Spirituality, Psychology, and the Therapeutic Relationship
Spirituality and psychotherapy occupy adjacent territory, and the relationship between them is more complicated than either the dismissive (“therapy is a secular enterprise; leave religion at the door”) or the conflating (“therapy is just another spiritual practice”) positions allow. At this practice, spiritual experience is taken seriously as a category of human experience that deserves the same careful attention as any other — neither pathologised nor idealised.

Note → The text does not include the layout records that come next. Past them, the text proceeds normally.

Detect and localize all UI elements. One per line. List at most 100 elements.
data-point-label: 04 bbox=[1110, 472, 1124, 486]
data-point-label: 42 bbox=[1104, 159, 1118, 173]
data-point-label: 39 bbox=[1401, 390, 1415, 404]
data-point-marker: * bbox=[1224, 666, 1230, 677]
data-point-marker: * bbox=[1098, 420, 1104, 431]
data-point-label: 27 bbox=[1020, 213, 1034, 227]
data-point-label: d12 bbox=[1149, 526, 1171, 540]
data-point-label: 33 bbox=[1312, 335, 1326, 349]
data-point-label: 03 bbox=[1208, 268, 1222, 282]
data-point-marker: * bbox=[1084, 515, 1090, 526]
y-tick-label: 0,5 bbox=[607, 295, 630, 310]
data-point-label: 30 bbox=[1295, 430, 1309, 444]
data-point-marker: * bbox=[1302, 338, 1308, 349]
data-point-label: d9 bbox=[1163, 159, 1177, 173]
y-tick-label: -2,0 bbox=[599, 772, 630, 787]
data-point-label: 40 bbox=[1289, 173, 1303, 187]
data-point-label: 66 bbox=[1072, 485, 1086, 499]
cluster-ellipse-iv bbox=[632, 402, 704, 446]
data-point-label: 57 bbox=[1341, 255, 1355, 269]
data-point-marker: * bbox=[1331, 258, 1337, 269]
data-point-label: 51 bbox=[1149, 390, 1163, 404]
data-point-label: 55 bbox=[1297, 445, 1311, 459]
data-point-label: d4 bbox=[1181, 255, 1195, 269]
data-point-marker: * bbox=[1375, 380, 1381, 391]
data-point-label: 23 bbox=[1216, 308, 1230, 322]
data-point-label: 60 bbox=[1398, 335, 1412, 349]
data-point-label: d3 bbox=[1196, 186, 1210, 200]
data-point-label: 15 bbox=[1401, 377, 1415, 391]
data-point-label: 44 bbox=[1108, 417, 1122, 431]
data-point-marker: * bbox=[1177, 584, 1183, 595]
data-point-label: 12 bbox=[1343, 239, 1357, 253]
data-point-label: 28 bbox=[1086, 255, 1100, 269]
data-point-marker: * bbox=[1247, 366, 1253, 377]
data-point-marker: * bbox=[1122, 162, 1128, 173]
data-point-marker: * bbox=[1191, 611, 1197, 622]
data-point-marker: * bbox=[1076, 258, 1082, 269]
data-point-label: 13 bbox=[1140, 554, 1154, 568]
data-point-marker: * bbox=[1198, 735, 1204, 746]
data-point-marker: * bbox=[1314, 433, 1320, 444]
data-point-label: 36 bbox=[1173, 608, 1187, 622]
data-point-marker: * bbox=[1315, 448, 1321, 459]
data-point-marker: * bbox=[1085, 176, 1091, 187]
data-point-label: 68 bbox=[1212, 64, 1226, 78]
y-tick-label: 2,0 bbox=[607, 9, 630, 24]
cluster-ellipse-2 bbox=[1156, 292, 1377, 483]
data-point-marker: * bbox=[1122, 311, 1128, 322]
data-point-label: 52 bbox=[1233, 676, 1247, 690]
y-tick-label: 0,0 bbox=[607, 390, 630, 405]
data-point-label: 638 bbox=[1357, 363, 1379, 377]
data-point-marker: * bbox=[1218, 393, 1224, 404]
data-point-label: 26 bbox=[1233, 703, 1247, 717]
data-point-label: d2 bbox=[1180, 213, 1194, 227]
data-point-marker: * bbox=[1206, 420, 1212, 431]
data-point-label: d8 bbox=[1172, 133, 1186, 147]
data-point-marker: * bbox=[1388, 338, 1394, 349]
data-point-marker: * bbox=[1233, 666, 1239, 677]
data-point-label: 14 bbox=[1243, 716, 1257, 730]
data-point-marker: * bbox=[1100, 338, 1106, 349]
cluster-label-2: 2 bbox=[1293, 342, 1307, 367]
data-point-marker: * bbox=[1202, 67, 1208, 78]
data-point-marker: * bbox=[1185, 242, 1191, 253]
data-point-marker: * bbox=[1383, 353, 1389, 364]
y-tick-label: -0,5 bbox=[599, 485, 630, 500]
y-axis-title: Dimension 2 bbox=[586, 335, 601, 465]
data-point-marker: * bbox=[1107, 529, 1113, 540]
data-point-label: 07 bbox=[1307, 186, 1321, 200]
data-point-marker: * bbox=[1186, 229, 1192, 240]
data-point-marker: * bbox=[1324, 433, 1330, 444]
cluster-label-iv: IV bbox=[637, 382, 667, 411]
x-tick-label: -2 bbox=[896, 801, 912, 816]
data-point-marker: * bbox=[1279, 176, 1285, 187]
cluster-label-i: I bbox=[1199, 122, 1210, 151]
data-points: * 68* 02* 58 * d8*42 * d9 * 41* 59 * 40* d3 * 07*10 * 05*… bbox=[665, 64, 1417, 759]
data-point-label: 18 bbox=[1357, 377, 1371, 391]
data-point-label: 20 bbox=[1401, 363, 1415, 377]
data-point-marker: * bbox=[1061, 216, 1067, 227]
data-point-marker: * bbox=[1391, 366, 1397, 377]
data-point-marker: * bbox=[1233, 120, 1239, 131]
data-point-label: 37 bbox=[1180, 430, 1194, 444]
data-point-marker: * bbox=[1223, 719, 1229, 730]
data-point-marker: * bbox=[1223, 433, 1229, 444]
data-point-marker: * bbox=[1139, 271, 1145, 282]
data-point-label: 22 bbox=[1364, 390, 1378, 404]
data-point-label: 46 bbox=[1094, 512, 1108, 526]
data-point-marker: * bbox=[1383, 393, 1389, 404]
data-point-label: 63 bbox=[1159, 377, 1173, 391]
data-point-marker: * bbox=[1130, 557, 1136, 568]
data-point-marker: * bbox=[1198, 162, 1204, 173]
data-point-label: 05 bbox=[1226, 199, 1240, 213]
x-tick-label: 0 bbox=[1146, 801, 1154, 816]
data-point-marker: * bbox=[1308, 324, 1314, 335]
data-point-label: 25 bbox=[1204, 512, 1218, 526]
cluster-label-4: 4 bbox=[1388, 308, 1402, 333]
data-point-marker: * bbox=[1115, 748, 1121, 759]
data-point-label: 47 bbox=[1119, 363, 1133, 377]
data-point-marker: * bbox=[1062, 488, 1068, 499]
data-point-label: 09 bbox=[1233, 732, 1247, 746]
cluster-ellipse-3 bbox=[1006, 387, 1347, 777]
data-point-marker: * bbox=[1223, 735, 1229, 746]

Jung was explicit that the psychological and the spiritual could not be cleanly separated, and that the questions that drive people toward spiritual seeking — questions about meaning, transcendence, the nature of the self, the relation between the individual and something larger — are genuinely psychological questions. Symptoms that present as religious experience, or difficulties with faith, or the spiritual crisis that can follow significant loss or disillusionment, are as clinically important as any other material.
When spirituality becomes a clinical concern
People come to therapy with spiritual questions in several ways. The crisis of meaning following loss of faith. The integration of genuine spiritual or peak experiences that have disrupted the existing psychological structure. The use of spiritual practice as a form of spiritual bypassing — using meditation, prayer, or religious community to avoid rather than engage with psychological difficulty. And the reverse: a deepening psychological work that begins to touch on questions of meaning and transcendence that the person had not previously framed spiritually.
The therapeutic approach in each case is neither to endorse nor to pathologise the spiritual dimension but to attend to it carefully — to understand what function it is serving, what questions it is addressing, and where it connects to the broader psychological landscape of the person’s life.